Subiram os autos a este Tribunal.
Vieram conclusos.
Os procuradores da parte ré juntaram petição noticiando a renúncia ao mandato.
Houve despacho determinando a intimação pessoal da ré para que nomeasse novo procurador.
Decorreu prazo legal sem a manifestação da ré.
Retornaram conclusos.
É o relatório.
VOTOS
DESA. MARILENE BONZANINI (RELATORA)
Eminentes Colegas.
A apelante pretende a condenação da ré ao pagamento de reparação por danos morais pela negativa de crédito. Noticia ter-lhe sido negada a aquisição de produtos por meio de parcelamento oferecido pela própria requerida, sob a justificativa de não aprovação de crédito.
Primeiramente cabe salientar que o dever de reparar, regra geral, funda-se em três pilares: a existência de ato ilícito, a ocorrência de danos e o vínculo entre ambos: o nexo causal.
Neste caso, entendo não estar presente o primeiro dos requisitos: o ato ilícito.
Malgrado exista norma legal a afirmar que é vedado ao fornecedor de produtos ou serviços recusar a venda destes diretamente a quem se disponha a adquiri-los mediante pronto pagamento, ressalvados casos especiais – art. 39, IX, do Código de Defesa do Consumidor, com a redação dada pela Lei 8.884/94, tenho que não é o caso de se aplicar o indigitado dispositivo à espécie.

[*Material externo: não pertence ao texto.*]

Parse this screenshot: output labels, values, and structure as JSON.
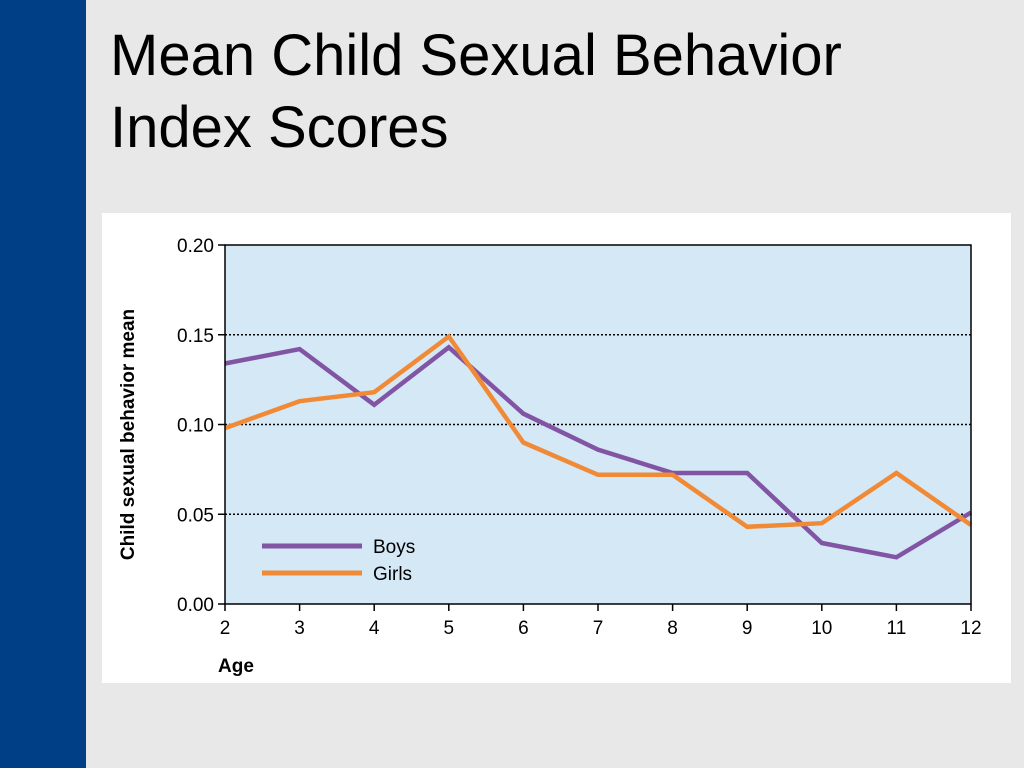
{
  "slide": {
    "title_line1": "Mean Child Sexual Behavior",
    "title_line2": "Index Scores"
  },
  "colors": {
    "sidebar": "#003f85",
    "plot_background": "#d5e8f5",
    "boys": "#8155a4",
    "girls": "#f08a36"
  },
  "chart_data": {
    "type": "line",
    "title": "",
    "xlabel": "Age",
    "ylabel": "Child sexual behavior mean",
    "x": [
      2,
      3,
      4,
      5,
      6,
      7,
      8,
      9,
      10,
      11,
      12
    ],
    "x_tick_labels": [
      "2",
      "3",
      "4",
      "5",
      "6",
      "7",
      "8",
      "9",
      "10",
      "11",
      "12"
    ],
    "y_tick_labels": [
      "0.00",
      "0.05",
      "0.10",
      "0.15",
      "0.20"
    ],
    "y_ticks": [
      0.0,
      0.05,
      0.1,
      0.15,
      0.2
    ],
    "xlim": [
      2,
      12
    ],
    "ylim": [
      0.0,
      0.2
    ],
    "grid": "dotted horizontal at 0.05, 0.10, 0.15",
    "legend_position": "bottom-left",
    "series": [
      {
        "name": "Boys",
        "color": "#8155a4",
        "values": [
          0.134,
          0.142,
          0.111,
          0.143,
          0.106,
          0.086,
          0.073,
          0.073,
          0.034,
          0.026,
          0.051
        ]
      },
      {
        "name": "Girls",
        "color": "#f08a36",
        "values": [
          0.098,
          0.113,
          0.118,
          0.149,
          0.09,
          0.072,
          0.072,
          0.043,
          0.045,
          0.073,
          0.044
        ]
      }
    ]
  }
}
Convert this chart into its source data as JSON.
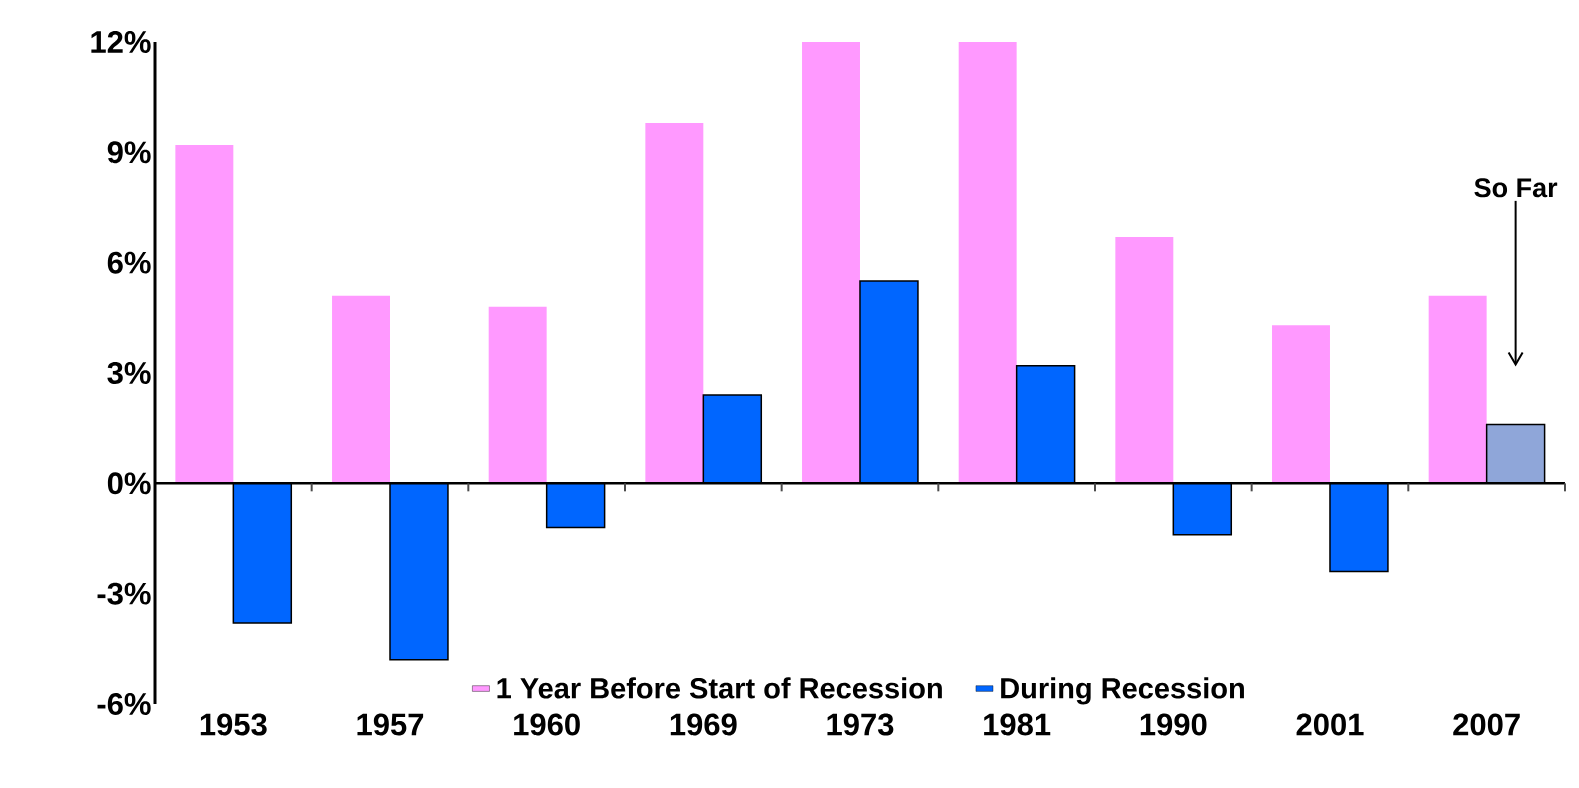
{
  "chart_data": {
    "type": "bar",
    "categories": [
      "1953",
      "1957",
      "1960",
      "1969",
      "1973",
      "1981",
      "1990",
      "2001",
      "2007"
    ],
    "series": [
      {
        "name": "1 Year Before Start of Recession",
        "color": "#ff99ff",
        "values": [
          9.2,
          5.1,
          4.8,
          9.8,
          12.0,
          12.0,
          6.7,
          4.3,
          5.1
        ]
      },
      {
        "name": "During Recession",
        "color": "#0066ff",
        "colors": [
          "#0066ff",
          "#0066ff",
          "#0066ff",
          "#0066ff",
          "#0066ff",
          "#0066ff",
          "#0066ff",
          "#0066ff",
          "#8fa6d9"
        ],
        "values": [
          -3.8,
          -4.8,
          -1.2,
          2.4,
          5.5,
          3.2,
          -1.4,
          -2.4,
          1.6
        ]
      }
    ],
    "ylim": [
      -6,
      12
    ],
    "yticks": [
      {
        "value": -6,
        "label": "-6%"
      },
      {
        "value": -3,
        "label": "-3%"
      },
      {
        "value": 0,
        "label": "0%"
      },
      {
        "value": 3,
        "label": "3%"
      },
      {
        "value": 6,
        "label": "6%"
      },
      {
        "value": 9,
        "label": "9%"
      },
      {
        "value": 12,
        "label": "12%"
      }
    ],
    "annotations": [
      "So Far"
    ],
    "ref_lines": [
      {
        "axis": "y",
        "value": 0,
        "color": "#000000"
      }
    ],
    "legend": "bottom"
  }
}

O fornecimento de crédito em si, como é o caso, não é uma obrigação do comerciante, que pode se valer de sua vontade e de seus critérios para aprovar ou não a realização do negócio proposto pelo cliente. O crédito, portanto, é uma liberalidade, e não uma obrigação pela qual deve responder o comerciante.

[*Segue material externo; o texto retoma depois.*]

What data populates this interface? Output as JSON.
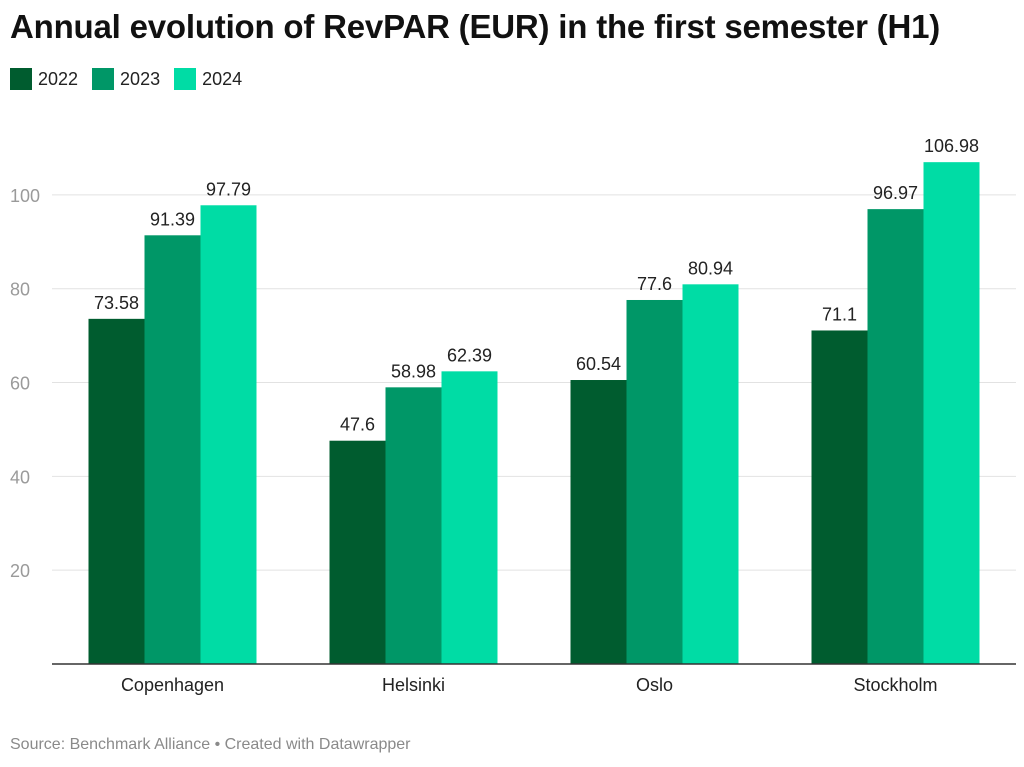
{
  "title": "Annual evolution of RevPAR (EUR) in the first semester (H1)",
  "footer": {
    "source": "Source: Benchmark Alliance",
    "separator": "•",
    "credit": "Created with Datawrapper"
  },
  "chart_data": {
    "type": "bar",
    "title": "Annual evolution of RevPAR (EUR) in the first semester (H1)",
    "categories": [
      "Copenhagen",
      "Helsinki",
      "Oslo",
      "Stockholm"
    ],
    "series": [
      {
        "name": "2022",
        "color": "#005c2f",
        "values": [
          73.58,
          47.6,
          60.54,
          71.1
        ]
      },
      {
        "name": "2023",
        "color": "#009767",
        "values": [
          91.39,
          58.98,
          77.6,
          96.97
        ]
      },
      {
        "name": "2024",
        "color": "#00dca5",
        "values": [
          97.79,
          62.39,
          80.94,
          106.98
        ]
      }
    ],
    "yticks": [
      20,
      40,
      60,
      80,
      100
    ],
    "ylim": [
      0,
      110
    ],
    "grid": true,
    "legend_position": "top-left"
  }
}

Neste sentido, julgados desta Câmara:
APELAÇÃO CÍVEL. RESPONSABILIDADE CIVIL. AÇÃO DE INDENIZAÇÃO POR DANOS MORAIS. NEGATIVA DE CONCESSÃO DE CRÉDITO E VENDA DE MERCADORIA. AUSÊNCIA DE COMPROVAÇÃO. CASO CONCRETO. 1. A concessão de crédito é liberalidade ou discricionariedade do fornecedor, não obrigação legal. Ato ilícito não configurado. 2. Os fatos narrados na inicial não foram comprovados, nos termos do artigo 330, inc. I, do CPC. 3. Além disso, a negativa de crédito, por si só, não constitui humilhação pessoal caracterizadora do dano moral. NEGADO PROVIMENTO AO APELO. UNÂNIME. (Apelação Cível Nº 70037611217, Nona Câmara Cível, Tribunal de Justiça do RS, Relator: Iris Helena Medeiros Nogueira, Julgado em 29/09/2010)

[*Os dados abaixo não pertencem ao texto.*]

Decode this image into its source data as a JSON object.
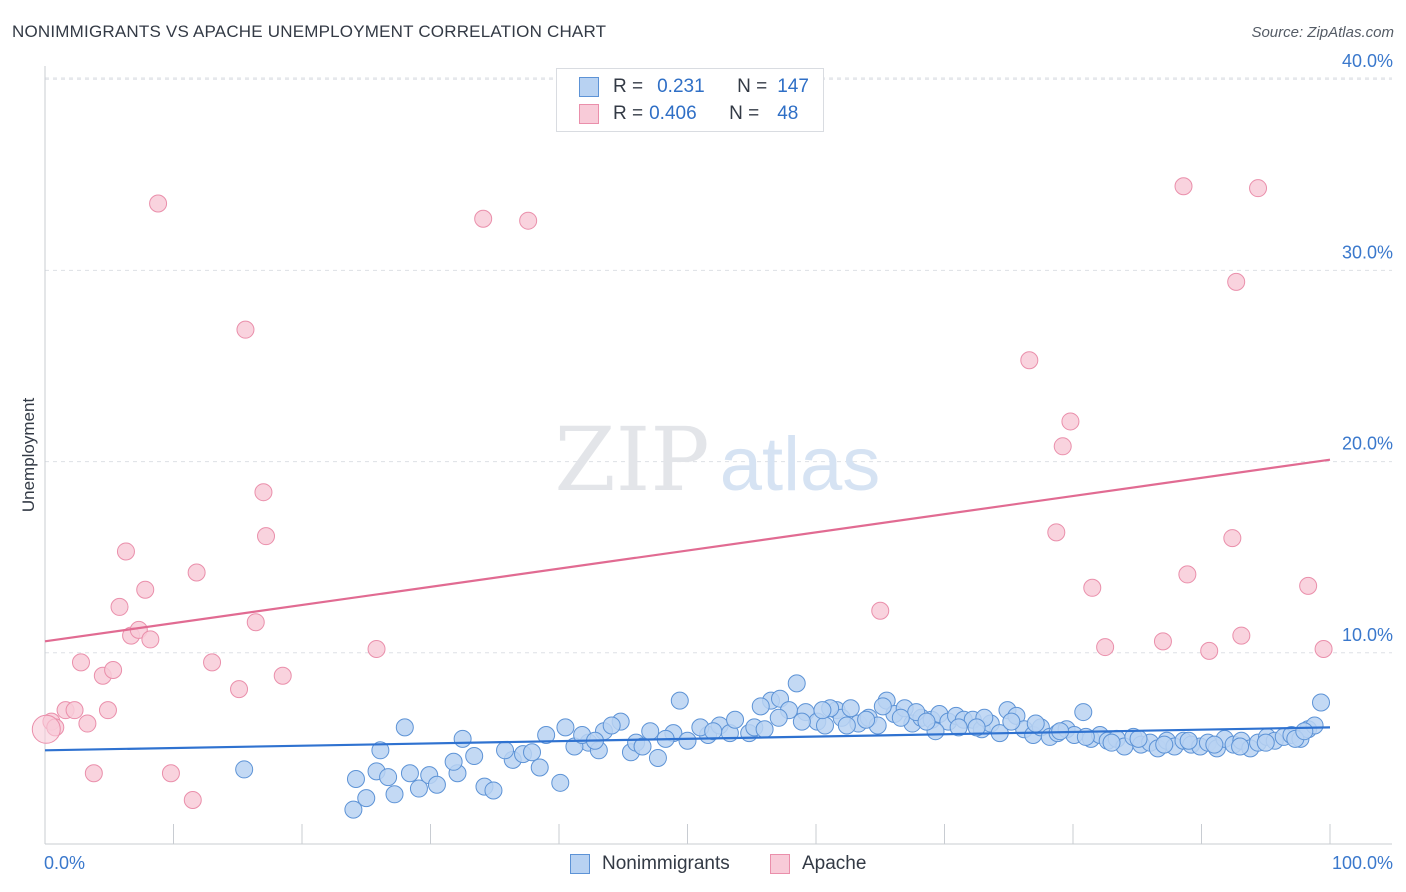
{
  "header": {
    "title": "NONIMMIGRANTS VS APACHE UNEMPLOYMENT CORRELATION CHART",
    "source": "Source: ZipAtlas.com"
  },
  "watermark": {
    "zip": "ZIP",
    "atlas": "atlas"
  },
  "colors": {
    "blue_fill": "#b8d2f2",
    "blue_stroke": "#5d93d6",
    "blue_line": "#2f72d0",
    "pink_fill": "#f8cbd8",
    "pink_stroke": "#ea8fab",
    "pink_line": "#e16b92",
    "grid": "#dde0e5",
    "axis_text": "#3a78cc"
  },
  "legend": {
    "rows": [
      {
        "r_label": "R =",
        "r_value": "0.231",
        "n_label": "N =",
        "n_value": "147"
      },
      {
        "r_label": "R =",
        "r_value": "0.406",
        "n_label": "N =",
        "n_value": "48"
      }
    ]
  },
  "bottom_legend": {
    "series1": "Nonimmigrants",
    "series2": "Apache"
  },
  "chart_data": {
    "type": "scatter",
    "title": "NONIMMIGRANTS VS APACHE UNEMPLOYMENT CORRELATION CHART",
    "xlabel": "",
    "ylabel": "Unemployment",
    "xlim": [
      0,
      100
    ],
    "ylim": [
      0,
      40
    ],
    "x_tick_labels": [
      "0.0%",
      "100.0%"
    ],
    "y_ticks": [
      10,
      20,
      30,
      40
    ],
    "y_tick_labels": [
      "10.0%",
      "20.0%",
      "30.0%",
      "40.0%"
    ],
    "legend_position": "top-center",
    "series": [
      {
        "name": "Nonimmigrants",
        "r": 0.231,
        "n": 147,
        "trend": {
          "x": [
            0,
            100
          ],
          "y": [
            4.9,
            6.1
          ]
        },
        "points": [
          [
            15.5,
            3.9
          ],
          [
            24.2,
            3.4
          ],
          [
            25.0,
            2.4
          ],
          [
            25.8,
            3.8
          ],
          [
            26.1,
            4.9
          ],
          [
            26.7,
            3.5
          ],
          [
            27.2,
            2.6
          ],
          [
            24.0,
            1.8
          ],
          [
            28.4,
            3.7
          ],
          [
            29.1,
            2.9
          ],
          [
            29.9,
            3.6
          ],
          [
            30.5,
            3.1
          ],
          [
            32.1,
            3.7
          ],
          [
            34.2,
            3.0
          ],
          [
            34.9,
            2.8
          ],
          [
            36.4,
            4.4
          ],
          [
            37.2,
            4.7
          ],
          [
            37.9,
            4.8
          ],
          [
            40.1,
            3.2
          ],
          [
            39.0,
            5.7
          ],
          [
            40.5,
            6.1
          ],
          [
            42.3,
            5.3
          ],
          [
            43.5,
            5.9
          ],
          [
            44.8,
            6.4
          ],
          [
            45.6,
            4.8
          ],
          [
            46.0,
            5.3
          ],
          [
            47.1,
            5.9
          ],
          [
            47.7,
            4.5
          ],
          [
            48.9,
            5.8
          ],
          [
            50.0,
            5.4
          ],
          [
            51.6,
            5.7
          ],
          [
            52.5,
            6.2
          ],
          [
            53.3,
            5.8
          ],
          [
            54.8,
            5.8
          ],
          [
            55.2,
            6.1
          ],
          [
            56.0,
            6.0
          ],
          [
            56.5,
            7.5
          ],
          [
            57.2,
            7.6
          ],
          [
            57.9,
            7.0
          ],
          [
            58.5,
            8.4
          ],
          [
            59.2,
            6.9
          ],
          [
            60.1,
            6.4
          ],
          [
            60.7,
            6.2
          ],
          [
            61.6,
            7.0
          ],
          [
            62.0,
            6.6
          ],
          [
            62.7,
            7.1
          ],
          [
            63.3,
            6.3
          ],
          [
            64.1,
            6.6
          ],
          [
            64.8,
            6.2
          ],
          [
            65.5,
            7.5
          ],
          [
            66.1,
            6.8
          ],
          [
            66.9,
            7.1
          ],
          [
            67.5,
            6.3
          ],
          [
            68.2,
            6.6
          ],
          [
            69.0,
            6.5
          ],
          [
            69.6,
            6.8
          ],
          [
            70.3,
            6.4
          ],
          [
            70.9,
            6.7
          ],
          [
            71.5,
            6.5
          ],
          [
            72.2,
            6.5
          ],
          [
            72.9,
            6.0
          ],
          [
            73.6,
            6.3
          ],
          [
            74.3,
            5.8
          ],
          [
            74.9,
            7.0
          ],
          [
            75.6,
            6.7
          ],
          [
            76.2,
            6.0
          ],
          [
            76.9,
            5.7
          ],
          [
            77.5,
            6.1
          ],
          [
            78.2,
            5.6
          ],
          [
            78.8,
            5.8
          ],
          [
            79.5,
            6.0
          ],
          [
            80.1,
            5.7
          ],
          [
            80.8,
            6.9
          ],
          [
            81.4,
            5.5
          ],
          [
            82.1,
            5.7
          ],
          [
            82.7,
            5.4
          ],
          [
            83.4,
            5.5
          ],
          [
            84.0,
            5.1
          ],
          [
            84.7,
            5.6
          ],
          [
            85.3,
            5.2
          ],
          [
            86.0,
            5.3
          ],
          [
            86.6,
            5.0
          ],
          [
            87.3,
            5.4
          ],
          [
            87.9,
            5.1
          ],
          [
            88.6,
            5.4
          ],
          [
            89.2,
            5.2
          ],
          [
            89.9,
            5.1
          ],
          [
            90.5,
            5.3
          ],
          [
            91.2,
            5.0
          ],
          [
            91.8,
            5.5
          ],
          [
            92.5,
            5.2
          ],
          [
            93.1,
            5.4
          ],
          [
            93.8,
            5.0
          ],
          [
            94.4,
            5.3
          ],
          [
            95.1,
            5.6
          ],
          [
            95.7,
            5.4
          ],
          [
            96.4,
            5.6
          ],
          [
            97.0,
            5.7
          ],
          [
            97.7,
            5.5
          ],
          [
            98.3,
            6.0
          ],
          [
            98.8,
            6.2
          ],
          [
            99.3,
            7.4
          ],
          [
            32.5,
            5.5
          ],
          [
            33.4,
            4.6
          ],
          [
            38.5,
            4.0
          ],
          [
            41.2,
            5.1
          ],
          [
            41.8,
            5.7
          ],
          [
            43.1,
            4.9
          ],
          [
            44.1,
            6.2
          ],
          [
            46.5,
            5.1
          ],
          [
            48.3,
            5.5
          ],
          [
            49.4,
            7.5
          ],
          [
            51.0,
            6.1
          ],
          [
            53.7,
            6.5
          ],
          [
            55.7,
            7.2
          ],
          [
            58.9,
            6.4
          ],
          [
            61.1,
            7.1
          ],
          [
            63.9,
            6.5
          ],
          [
            65.2,
            7.2
          ],
          [
            67.8,
            6.9
          ],
          [
            69.3,
            5.9
          ],
          [
            71.1,
            6.1
          ],
          [
            73.1,
            6.6
          ],
          [
            75.2,
            6.4
          ],
          [
            77.1,
            6.3
          ],
          [
            79.0,
            5.9
          ],
          [
            81.0,
            5.6
          ],
          [
            83.0,
            5.3
          ],
          [
            85.1,
            5.5
          ],
          [
            87.1,
            5.2
          ],
          [
            89.0,
            5.4
          ],
          [
            91.0,
            5.2
          ],
          [
            93.0,
            5.1
          ],
          [
            95.0,
            5.3
          ],
          [
            97.3,
            5.5
          ],
          [
            98.0,
            5.9
          ],
          [
            28.0,
            6.1
          ],
          [
            31.8,
            4.3
          ],
          [
            35.8,
            4.9
          ],
          [
            42.8,
            5.4
          ],
          [
            52.0,
            5.9
          ],
          [
            57.1,
            6.6
          ],
          [
            60.5,
            7.0
          ],
          [
            62.4,
            6.2
          ],
          [
            66.6,
            6.6
          ],
          [
            68.6,
            6.4
          ],
          [
            72.5,
            6.1
          ]
        ]
      },
      {
        "name": "Apache",
        "r": 0.406,
        "n": 48,
        "trend": {
          "x": [
            0,
            100
          ],
          "y": [
            10.6,
            20.1
          ]
        },
        "points": [
          [
            0.5,
            6.4
          ],
          [
            0.8,
            6.1
          ],
          [
            1.6,
            7.0
          ],
          [
            2.3,
            7.0
          ],
          [
            2.8,
            9.5
          ],
          [
            3.3,
            6.3
          ],
          [
            3.8,
            3.7
          ],
          [
            4.5,
            8.8
          ],
          [
            4.9,
            7.0
          ],
          [
            5.3,
            9.1
          ],
          [
            5.8,
            12.4
          ],
          [
            6.3,
            15.3
          ],
          [
            6.7,
            10.9
          ],
          [
            7.3,
            11.2
          ],
          [
            7.8,
            13.3
          ],
          [
            8.2,
            10.7
          ],
          [
            8.8,
            33.5
          ],
          [
            9.8,
            3.7
          ],
          [
            11.5,
            2.3
          ],
          [
            11.8,
            14.2
          ],
          [
            13.0,
            9.5
          ],
          [
            15.1,
            8.1
          ],
          [
            15.6,
            26.9
          ],
          [
            16.4,
            11.6
          ],
          [
            17.0,
            18.4
          ],
          [
            17.2,
            16.1
          ],
          [
            18.5,
            8.8
          ],
          [
            25.8,
            10.2
          ],
          [
            34.1,
            32.7
          ],
          [
            37.6,
            32.6
          ],
          [
            65.0,
            12.2
          ],
          [
            76.6,
            25.3
          ],
          [
            78.7,
            16.3
          ],
          [
            79.2,
            20.8
          ],
          [
            79.8,
            22.1
          ],
          [
            81.5,
            13.4
          ],
          [
            82.5,
            10.3
          ],
          [
            87.0,
            10.6
          ],
          [
            88.6,
            34.4
          ],
          [
            88.9,
            14.1
          ],
          [
            90.6,
            10.1
          ],
          [
            92.4,
            16.0
          ],
          [
            92.7,
            29.4
          ],
          [
            93.1,
            10.9
          ],
          [
            94.4,
            34.3
          ],
          [
            98.3,
            13.5
          ],
          [
            99.5,
            10.2
          ],
          [
            0.1,
            6.0
          ]
        ]
      }
    ]
  }
}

APELAÇÃO CÍVEL. RESPONSABILIDADE CIVIL. DANO MORAL. NEGATIVA DE CRÉDITO. AUTONOMIA DA VONTADE. EXERCÍCIO REGULAR DE DIREITO. Pelos elementos trazidos aos autos, a negativa de crédito reclamada na inicial não é abusiva ou ilícita. Não se verifica ato discriminatório na negativa da concessão de crédito, o que afasta qualquer possibilidade de constituir ilícito passível de recomposição, pois a concessão ou não de crédito é uma liberalidade do concedente. NEGARAM PROVIMENTO AO APELO. (Apelação Cível Nº 70034253914, Nona Câmara Cível, Tribunal de Justiça do RS, Relator: Tasso Caubi Soares Delabary, Julgado em 25/08/2010)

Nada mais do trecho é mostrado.